1. The reason that the 3 orders of wizards work together is because they have no choice. Let's not forget that there used to be 5 Towers of High Sorcery. What happened to the other 4, you ask? The other 4 were destroyed and all the wizards killed by the general population that tried very, very hard to exterminate every wizard in the world. The only reason that there are any wizards AT ALL in the setting is because of the Tower protecting wizards. The choice is work with the other robes or go extinct.
2. The Test of High Sorcery is rarely lethal. Nor does it typically scar the tested. Raistlin's test was corrupted by Fistandantilus. Most wizards pass and very few actually die in the Test. Yes, it can be dangerous and potentially lethal, but, killing wizards isn't the point of the Test.
3. This is a post apocalyptic setting. The heroes are heroic, true, but, the rest of the world is a very dark place. The first thing we learn about (or one of the first) is a story of how the townsfolk tried to burn Raistlin at the stake for exposing a charlatan. The elves are downright nasty. All the different races are at each other's throats long before the Dragon armies come along. The "heroic knights" are bigoted and also pretty nasty. Every group is out for themselves.
4. This is a setting where there is a considerable amount of nuance in morality. It's not something that just says, "Yup, the good guys are good and the evil guys are evil." The good guys are often pretty bad and are only really good guys in comparison to the really bad guys. Most of the races are xenophobic, isolationist and outright hostile to pretty much everyone else. Mostly because the races have all spend the last 300 years crawling out of the stone ages after the Cataclysm.

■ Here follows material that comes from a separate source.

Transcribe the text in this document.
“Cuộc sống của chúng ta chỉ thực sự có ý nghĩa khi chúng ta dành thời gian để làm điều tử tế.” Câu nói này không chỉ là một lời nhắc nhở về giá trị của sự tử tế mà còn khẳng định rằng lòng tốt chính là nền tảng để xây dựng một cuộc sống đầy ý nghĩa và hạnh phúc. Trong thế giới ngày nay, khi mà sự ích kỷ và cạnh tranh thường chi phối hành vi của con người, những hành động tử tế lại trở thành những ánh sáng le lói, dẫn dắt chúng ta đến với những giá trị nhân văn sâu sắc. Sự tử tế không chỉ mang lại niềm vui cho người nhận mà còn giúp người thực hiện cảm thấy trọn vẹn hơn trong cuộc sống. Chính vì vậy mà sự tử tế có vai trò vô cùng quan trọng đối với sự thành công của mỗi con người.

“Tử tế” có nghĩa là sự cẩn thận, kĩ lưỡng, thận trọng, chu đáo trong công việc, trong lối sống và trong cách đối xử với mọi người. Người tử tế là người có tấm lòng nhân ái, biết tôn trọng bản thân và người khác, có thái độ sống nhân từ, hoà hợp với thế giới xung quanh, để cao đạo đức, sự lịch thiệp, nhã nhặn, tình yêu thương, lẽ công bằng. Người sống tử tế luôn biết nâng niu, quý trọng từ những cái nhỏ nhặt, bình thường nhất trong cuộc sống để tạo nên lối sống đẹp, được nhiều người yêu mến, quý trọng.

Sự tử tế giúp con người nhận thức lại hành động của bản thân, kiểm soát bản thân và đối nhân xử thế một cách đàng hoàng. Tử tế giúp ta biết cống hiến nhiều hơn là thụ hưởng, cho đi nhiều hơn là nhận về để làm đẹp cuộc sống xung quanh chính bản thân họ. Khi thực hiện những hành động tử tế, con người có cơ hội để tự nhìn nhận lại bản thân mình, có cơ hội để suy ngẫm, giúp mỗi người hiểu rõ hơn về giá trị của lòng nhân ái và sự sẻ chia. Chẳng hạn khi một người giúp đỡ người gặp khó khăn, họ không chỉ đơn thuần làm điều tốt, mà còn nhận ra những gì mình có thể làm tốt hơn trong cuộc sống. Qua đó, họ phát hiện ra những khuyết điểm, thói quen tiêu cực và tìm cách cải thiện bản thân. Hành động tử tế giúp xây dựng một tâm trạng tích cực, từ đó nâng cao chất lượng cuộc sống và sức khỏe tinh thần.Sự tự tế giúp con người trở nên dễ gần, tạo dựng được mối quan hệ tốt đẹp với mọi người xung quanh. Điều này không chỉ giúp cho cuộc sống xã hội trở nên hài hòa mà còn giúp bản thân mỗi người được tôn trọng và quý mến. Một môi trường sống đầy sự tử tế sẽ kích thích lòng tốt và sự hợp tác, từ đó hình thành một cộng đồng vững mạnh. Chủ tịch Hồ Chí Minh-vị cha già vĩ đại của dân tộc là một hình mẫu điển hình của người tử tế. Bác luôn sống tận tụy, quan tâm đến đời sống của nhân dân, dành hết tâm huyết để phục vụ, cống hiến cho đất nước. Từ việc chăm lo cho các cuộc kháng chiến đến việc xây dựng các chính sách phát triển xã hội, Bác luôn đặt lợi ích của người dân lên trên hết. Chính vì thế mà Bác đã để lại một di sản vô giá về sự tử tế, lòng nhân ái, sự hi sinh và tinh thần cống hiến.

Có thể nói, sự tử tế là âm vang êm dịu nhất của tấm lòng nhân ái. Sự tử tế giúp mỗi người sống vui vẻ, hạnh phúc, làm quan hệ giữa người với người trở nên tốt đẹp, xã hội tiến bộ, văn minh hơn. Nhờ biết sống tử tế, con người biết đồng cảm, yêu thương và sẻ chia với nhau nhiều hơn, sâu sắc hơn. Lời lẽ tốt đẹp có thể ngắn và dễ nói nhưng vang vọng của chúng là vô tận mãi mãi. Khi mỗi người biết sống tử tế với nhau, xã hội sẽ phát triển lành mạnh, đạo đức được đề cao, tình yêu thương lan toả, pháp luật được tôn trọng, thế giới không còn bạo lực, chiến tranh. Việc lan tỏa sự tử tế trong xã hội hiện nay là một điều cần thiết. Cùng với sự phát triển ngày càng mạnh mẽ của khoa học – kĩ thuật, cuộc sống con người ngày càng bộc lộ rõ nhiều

5. The Cataclysm is entirely background in the setting. We don't actually play during it. Make the Kingpriest evil if it makes you happy. There's no reason, particularly, that he has to be good aligned. He was in the books, but, really, that's probably more just a hold over from the earlier rules. Since alignment in 5e has zero mechanical impact, he doesn't actually need an alignment at all. Yeah, the Kingpriest is an evil bastard. At the end of the day though, since he spends exactly zero time on screen, who cares?
I've probably missed some stuff there, but, a lot of what you folks are arguing about is pointless setting minutia and a LOT of it is barely supported by the actual text of the modules or the books. It doesn't make for a particularly fruitful conversation when people are arguing what they think the setting says rather than what it actually says.